Keeping Up With Data #79
5 minutes for 5 hours’ worth of reading
The image above comes from Bill Schmarzo’s article called The Ugly Truth About Data Management. It is a sad truth that many data infrastructures resemble a Rube Goldberg machine. One taking a relatively straightforward business reality, captured in an incredibly complex (and complicated) way. Not only it prevents an organisation from effectively solving its business problems, but it also keeps many of the smartest people fighting the battle to keep the system alive. In order to minimise the risk of making wrong and irreversible (which is the worst!) choices, we should keep learning from industry best practices and lessons learnt shared by others.
And that’s the whole point of this weekly reading list.

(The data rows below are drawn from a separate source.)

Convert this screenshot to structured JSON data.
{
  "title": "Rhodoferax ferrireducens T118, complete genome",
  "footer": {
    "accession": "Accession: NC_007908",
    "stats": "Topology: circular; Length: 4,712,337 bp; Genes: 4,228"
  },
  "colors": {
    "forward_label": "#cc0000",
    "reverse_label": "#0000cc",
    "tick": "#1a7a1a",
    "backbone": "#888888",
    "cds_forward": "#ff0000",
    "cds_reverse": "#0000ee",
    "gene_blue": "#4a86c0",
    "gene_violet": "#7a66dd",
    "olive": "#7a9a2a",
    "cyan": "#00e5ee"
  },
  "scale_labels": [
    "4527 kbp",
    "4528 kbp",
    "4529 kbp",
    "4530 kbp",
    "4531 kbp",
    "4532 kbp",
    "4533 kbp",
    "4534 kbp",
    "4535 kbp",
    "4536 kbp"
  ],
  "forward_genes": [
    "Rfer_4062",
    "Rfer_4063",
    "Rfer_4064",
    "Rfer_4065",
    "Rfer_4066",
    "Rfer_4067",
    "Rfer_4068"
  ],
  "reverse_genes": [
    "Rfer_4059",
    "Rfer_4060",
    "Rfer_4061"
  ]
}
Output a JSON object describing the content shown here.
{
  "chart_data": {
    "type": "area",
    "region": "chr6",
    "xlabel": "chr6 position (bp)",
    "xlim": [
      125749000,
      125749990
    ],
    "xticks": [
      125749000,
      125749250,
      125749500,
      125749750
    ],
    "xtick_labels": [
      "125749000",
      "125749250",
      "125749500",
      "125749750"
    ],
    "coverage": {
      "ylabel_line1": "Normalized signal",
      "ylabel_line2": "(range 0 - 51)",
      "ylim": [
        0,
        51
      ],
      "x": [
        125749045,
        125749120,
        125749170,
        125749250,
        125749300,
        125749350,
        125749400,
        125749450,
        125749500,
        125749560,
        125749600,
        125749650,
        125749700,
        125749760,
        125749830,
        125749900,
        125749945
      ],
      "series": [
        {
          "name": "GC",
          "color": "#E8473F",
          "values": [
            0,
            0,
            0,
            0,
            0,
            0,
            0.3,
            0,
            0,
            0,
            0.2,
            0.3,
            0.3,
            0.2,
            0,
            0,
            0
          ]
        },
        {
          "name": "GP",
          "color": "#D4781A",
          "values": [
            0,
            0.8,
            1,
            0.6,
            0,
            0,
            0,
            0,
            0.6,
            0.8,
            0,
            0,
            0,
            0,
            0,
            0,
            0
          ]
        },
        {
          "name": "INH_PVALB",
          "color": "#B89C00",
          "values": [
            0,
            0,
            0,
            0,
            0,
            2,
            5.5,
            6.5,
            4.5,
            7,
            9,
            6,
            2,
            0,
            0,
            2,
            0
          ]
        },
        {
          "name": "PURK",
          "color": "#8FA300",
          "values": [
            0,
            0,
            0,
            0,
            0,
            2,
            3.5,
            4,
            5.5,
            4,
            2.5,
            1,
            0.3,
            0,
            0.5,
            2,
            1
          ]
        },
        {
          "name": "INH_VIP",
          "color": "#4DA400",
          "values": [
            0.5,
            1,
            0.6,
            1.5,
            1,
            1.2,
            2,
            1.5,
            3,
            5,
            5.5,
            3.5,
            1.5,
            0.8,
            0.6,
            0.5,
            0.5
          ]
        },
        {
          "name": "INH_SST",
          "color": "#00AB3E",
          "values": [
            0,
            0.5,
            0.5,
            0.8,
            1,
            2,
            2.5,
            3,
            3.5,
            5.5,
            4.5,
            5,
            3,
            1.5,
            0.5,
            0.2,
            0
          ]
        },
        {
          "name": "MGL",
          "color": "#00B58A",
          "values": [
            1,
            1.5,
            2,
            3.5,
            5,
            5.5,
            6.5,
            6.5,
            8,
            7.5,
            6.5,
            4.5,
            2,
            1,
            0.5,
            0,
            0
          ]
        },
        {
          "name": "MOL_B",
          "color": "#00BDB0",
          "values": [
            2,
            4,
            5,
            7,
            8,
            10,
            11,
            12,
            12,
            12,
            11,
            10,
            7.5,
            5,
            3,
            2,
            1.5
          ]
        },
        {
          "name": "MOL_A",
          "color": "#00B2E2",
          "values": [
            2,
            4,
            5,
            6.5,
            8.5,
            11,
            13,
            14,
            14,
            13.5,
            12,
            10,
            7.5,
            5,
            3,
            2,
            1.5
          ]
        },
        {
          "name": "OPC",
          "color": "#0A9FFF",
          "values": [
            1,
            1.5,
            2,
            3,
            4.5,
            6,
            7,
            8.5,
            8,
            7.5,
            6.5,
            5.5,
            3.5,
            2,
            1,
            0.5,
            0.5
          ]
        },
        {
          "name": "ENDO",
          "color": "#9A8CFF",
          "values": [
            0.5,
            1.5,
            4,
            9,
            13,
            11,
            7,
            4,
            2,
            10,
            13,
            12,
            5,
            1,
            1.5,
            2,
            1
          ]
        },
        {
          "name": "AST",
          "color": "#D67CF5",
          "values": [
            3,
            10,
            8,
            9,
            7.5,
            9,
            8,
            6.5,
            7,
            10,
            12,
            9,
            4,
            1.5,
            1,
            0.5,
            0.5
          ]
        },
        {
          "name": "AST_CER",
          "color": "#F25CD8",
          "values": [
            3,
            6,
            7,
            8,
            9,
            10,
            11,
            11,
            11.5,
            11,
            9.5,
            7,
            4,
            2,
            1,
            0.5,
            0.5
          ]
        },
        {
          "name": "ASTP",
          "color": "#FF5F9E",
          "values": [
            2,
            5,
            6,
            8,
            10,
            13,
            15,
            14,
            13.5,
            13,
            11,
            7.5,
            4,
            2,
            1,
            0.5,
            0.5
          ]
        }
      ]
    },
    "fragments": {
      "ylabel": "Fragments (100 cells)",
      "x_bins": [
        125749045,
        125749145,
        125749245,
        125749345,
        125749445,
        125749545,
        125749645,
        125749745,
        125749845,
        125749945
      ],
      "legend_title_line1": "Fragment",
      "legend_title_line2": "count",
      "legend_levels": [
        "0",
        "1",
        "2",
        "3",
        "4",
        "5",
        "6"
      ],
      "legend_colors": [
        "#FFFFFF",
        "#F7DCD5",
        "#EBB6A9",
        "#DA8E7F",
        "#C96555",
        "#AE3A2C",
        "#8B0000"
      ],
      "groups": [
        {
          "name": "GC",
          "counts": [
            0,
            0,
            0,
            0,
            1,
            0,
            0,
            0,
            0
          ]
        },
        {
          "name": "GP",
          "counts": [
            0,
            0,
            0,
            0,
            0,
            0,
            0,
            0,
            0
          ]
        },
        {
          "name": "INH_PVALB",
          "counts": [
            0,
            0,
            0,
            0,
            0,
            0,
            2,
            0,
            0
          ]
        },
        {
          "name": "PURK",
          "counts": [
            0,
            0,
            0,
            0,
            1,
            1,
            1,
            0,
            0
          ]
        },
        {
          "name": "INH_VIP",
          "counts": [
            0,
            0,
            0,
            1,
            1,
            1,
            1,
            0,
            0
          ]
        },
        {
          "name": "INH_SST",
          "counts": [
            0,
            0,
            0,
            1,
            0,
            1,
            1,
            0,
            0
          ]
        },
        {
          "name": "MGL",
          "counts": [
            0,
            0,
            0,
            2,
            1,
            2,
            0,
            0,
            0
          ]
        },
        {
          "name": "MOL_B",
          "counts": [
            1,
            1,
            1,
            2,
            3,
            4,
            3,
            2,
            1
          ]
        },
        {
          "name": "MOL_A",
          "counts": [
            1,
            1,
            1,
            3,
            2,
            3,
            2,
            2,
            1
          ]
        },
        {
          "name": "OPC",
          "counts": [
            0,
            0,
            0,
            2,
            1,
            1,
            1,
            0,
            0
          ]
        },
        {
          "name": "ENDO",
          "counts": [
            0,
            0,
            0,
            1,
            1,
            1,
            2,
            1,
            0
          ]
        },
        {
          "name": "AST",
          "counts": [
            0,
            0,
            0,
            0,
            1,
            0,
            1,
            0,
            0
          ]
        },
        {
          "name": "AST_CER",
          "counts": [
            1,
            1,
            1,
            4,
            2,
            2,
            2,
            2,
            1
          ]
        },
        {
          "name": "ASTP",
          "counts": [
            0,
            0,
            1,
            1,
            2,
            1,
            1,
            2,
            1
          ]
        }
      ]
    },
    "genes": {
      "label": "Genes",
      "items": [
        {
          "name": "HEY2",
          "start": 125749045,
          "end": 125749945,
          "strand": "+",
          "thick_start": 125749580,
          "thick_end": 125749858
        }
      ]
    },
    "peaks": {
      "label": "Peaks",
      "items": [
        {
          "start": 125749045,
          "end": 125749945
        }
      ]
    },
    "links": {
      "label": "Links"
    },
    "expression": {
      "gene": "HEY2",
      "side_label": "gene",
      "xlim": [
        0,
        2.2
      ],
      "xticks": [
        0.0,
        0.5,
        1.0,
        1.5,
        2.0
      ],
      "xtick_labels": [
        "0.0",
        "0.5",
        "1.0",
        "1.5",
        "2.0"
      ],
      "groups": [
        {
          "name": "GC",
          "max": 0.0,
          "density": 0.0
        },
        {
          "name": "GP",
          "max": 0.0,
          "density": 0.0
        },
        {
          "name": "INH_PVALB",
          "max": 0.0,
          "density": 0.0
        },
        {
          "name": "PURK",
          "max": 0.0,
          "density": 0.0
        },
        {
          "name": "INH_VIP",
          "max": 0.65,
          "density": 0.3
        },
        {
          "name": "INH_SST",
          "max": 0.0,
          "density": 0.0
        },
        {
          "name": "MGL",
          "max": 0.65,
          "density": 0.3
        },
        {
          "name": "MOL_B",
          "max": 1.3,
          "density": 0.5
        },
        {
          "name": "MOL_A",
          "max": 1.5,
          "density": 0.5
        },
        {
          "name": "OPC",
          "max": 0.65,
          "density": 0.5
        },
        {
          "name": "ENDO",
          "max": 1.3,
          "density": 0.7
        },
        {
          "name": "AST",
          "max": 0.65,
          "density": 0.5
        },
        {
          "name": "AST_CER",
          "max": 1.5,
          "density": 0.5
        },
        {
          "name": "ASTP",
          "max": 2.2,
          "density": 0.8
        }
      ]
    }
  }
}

- Recommender Systems, Not Just Recommender Models: The purpose of the recommender models is to score an interest of a user in an item. This is obviously very useful in many situations when companies want to serve personalised subsets of content, items, products etc. to their customers. But in real life, the model is not enough as there are many other challenges. There might be too many items making the computations difficult, we don’t want to recommend some of the items, or we want to promote some other items. Therefore, a complete recommender system goes way beyond the recommender model and consists of four main stages — Retrieval, Filtering, Scoring, and Ordering. (Even Oldridge @ NVIDIA Merlin)
- How to Measure and Mitigate Position Bias: “Position bias happens when higher positioned items are more likely to be seen and thus clicked regardless of their actual relevance. This leads to lesser engagement on lower ranked items.” This presents a challenge to the ML engineers because “training our models on biased historical data perpetuates the bias via a self-reinforcing feedback loop.” Luckily, there are ways to measure and mitigate position bias. Adding randomness is one of them. (Eugene Yan)
- Advanced exploratory data analysis (EDA) with Python: Every data project needs EDA. Sometimes more thorough, sometimes a quick one. But we always need to get familiar with the data and inspect anything relevant for the problem at hand. I remember ten years ago I wrote my own EDA package to increase my productivity with this important step. Nowadays, there are many packages and guides — such as this one — helping data analysts and data scientists to spend more time exploring the data than writing code to explore the data. From time to time, I’m reviewing data science testing tasks during a recruitment process. My advice to the candidates: Please don’t rush to get to modelling too soon. In the end, it’s usually very inefficient. (Michael Notter @ EPFL Extension School)
Brent Dykes wrote a piece for Forbes, in which he’s advising companies not to let a misguided AI strategy sabotage their brand experience. He says that: “by focusing exclusively on cost savings with your AI strategy, your organization could be sabotaging its own brand reputation.” I personally cannot agree more. Use technology to solve people’s problems. Not because it’s cool.